Un jury fédéral de Miami, aux États-Unis, a reconnu coupables ce vendredi Arcángel Pretel Ortiz, Antonio Intriago, Walter Veintemilla et James Solages de leur participation au complot visant à kidnapper et assassiner le président haïtien Jovenel Moïse à Port-au-Prince en 2021.
Avec ce verdict, neuf personnes sont désormais condamnées aux États-Unis pour cet assassinat, perpétré par un groupe de mercenaires, dont 17 anciens soldats colombiens.

La sentence
Cinq autres accusés avaient déjà été condamnés à la prison à vie, tandis qu’une sixième personne a écopé d’une peine de neuf ans de prison après qu’il a été établi qu’elle ignorait tout du complot, ayant financé l’envoi de gilets pare-balles.
Les quatre accusés, qui avaient plaidé non coupables, ont été reconnus coupables d’avoir apporté un soutien matériel à la conspiration et d’avoir participé à une opération armée contre une nation amie. Outre le chef d’accusation principal, ils encouraient tous la réclusion à perpétuité et leur sentence sera prononcée dans les prochains mois. Le verdict a été rendu par un jury de douze personnes à l’issue d’un procès de 39 jours devant un tribunal fédéral de Miami, présidé par la juge de district Jacqueline Becerra.
Huit autres coaccusés dans cette affaire, dont deux mercenaires colombiens et plusieurs alliés haïtiens et américains du groupe, avaient déjà plaidé coupable de leur participation à la conspiration.
La Conspiration
Selon l’acte d’accusation, les hommes condamnés ont conspiré dans le sud de la Floride pour orchestrer l’enlèvement puis l’assassinat de Moïse, survenu le 7 juillet 2021 à son domicile privé de Pétion-Ville, près de Port-au-Prince, par un groupe de mercenaires.
Ce jour-là, Solages et des mercenaires colombiens ont abattu Moïse, âgé de 53 ans, dans sa chambre et grièvement blessé son épouse, Martine, sans que ses gardes du corps n’interviennent. Selon des documents judiciaires, entre février et juillet 2021, le sud de la Floride a servi de centre névralgique pour la planification et le financement du complot visant à renverser le président haïtien et à le remplacer par une personne partageant les intérêts politiques et économiques des conspirateurs.

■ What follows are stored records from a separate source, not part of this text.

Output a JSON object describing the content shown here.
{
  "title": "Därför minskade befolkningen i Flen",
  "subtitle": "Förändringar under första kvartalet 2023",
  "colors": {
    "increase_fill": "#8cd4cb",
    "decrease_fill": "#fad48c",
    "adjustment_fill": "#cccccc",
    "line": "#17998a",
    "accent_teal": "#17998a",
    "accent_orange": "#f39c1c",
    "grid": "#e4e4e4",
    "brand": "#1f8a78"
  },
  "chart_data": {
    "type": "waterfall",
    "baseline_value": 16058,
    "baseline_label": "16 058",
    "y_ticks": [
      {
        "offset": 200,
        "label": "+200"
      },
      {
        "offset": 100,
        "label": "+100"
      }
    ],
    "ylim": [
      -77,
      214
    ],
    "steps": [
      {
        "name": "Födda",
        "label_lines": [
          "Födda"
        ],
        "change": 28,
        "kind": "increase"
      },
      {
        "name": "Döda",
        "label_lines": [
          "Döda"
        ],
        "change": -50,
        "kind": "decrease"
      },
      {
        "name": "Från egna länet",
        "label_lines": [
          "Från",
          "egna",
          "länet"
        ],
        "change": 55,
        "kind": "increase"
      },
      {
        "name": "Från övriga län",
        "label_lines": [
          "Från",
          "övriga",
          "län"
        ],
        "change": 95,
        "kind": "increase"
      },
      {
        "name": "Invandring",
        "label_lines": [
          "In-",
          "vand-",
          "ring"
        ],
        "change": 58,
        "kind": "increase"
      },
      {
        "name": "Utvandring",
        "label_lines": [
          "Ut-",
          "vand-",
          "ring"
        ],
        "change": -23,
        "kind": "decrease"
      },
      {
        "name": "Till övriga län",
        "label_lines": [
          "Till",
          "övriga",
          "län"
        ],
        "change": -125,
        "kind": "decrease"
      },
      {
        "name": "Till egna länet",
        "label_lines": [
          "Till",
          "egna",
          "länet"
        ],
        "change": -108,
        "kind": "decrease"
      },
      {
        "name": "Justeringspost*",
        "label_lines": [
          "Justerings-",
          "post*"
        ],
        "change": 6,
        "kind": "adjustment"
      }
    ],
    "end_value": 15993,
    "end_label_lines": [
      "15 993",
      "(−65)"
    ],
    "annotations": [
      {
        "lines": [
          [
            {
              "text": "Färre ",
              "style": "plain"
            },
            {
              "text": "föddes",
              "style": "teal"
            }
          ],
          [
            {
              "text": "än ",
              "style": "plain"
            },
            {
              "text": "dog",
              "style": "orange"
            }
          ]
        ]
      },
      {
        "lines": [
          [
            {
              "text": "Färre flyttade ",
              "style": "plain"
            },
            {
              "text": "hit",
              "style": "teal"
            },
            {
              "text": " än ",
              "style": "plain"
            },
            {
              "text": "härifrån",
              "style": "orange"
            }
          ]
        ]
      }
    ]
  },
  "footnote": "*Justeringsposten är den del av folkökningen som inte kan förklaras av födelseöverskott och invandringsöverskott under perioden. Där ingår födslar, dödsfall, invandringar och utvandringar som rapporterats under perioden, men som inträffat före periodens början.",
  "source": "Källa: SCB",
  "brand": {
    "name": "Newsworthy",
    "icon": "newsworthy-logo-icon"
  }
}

L’objectif était que le médecin haïtien Christian Sanon accède à la présidence et attribue ensuite des contrats à une société basée à Doral, liée à Intriago et Ortiz, tandis que Solages assurait la liaison en Haïti. Veintemilla, quant à lui, aurait financé l’opération par le biais de sa société, Worldwide Investment Development Group.
Le procès de Sanon, initialement prévu dans cette affaire, a été disjoint pour raisons de santé et se tiendra ultérieurement.
Les accusés ont élaboré plusieurs plans pour kidnapper Moïse, mais face à leur échec, ils ont ordonné à des mercenaires colombiens de prendre d’assaut la résidence présidentielle.


Le Plan
Les autorités ont indiqué que le plan avait initialement été présenté aux mercenaires colombiens comme une opération d’arrestation légale soutenue par les agences américaines, notamment parce que certains des participants avaient collaboré avec le FBI et la DEA en tant qu’informateurs. Cependant, selon des témoignages, l’opération a abouti à des meurtres après plusieurs tentatives d’arrestation infructueuses.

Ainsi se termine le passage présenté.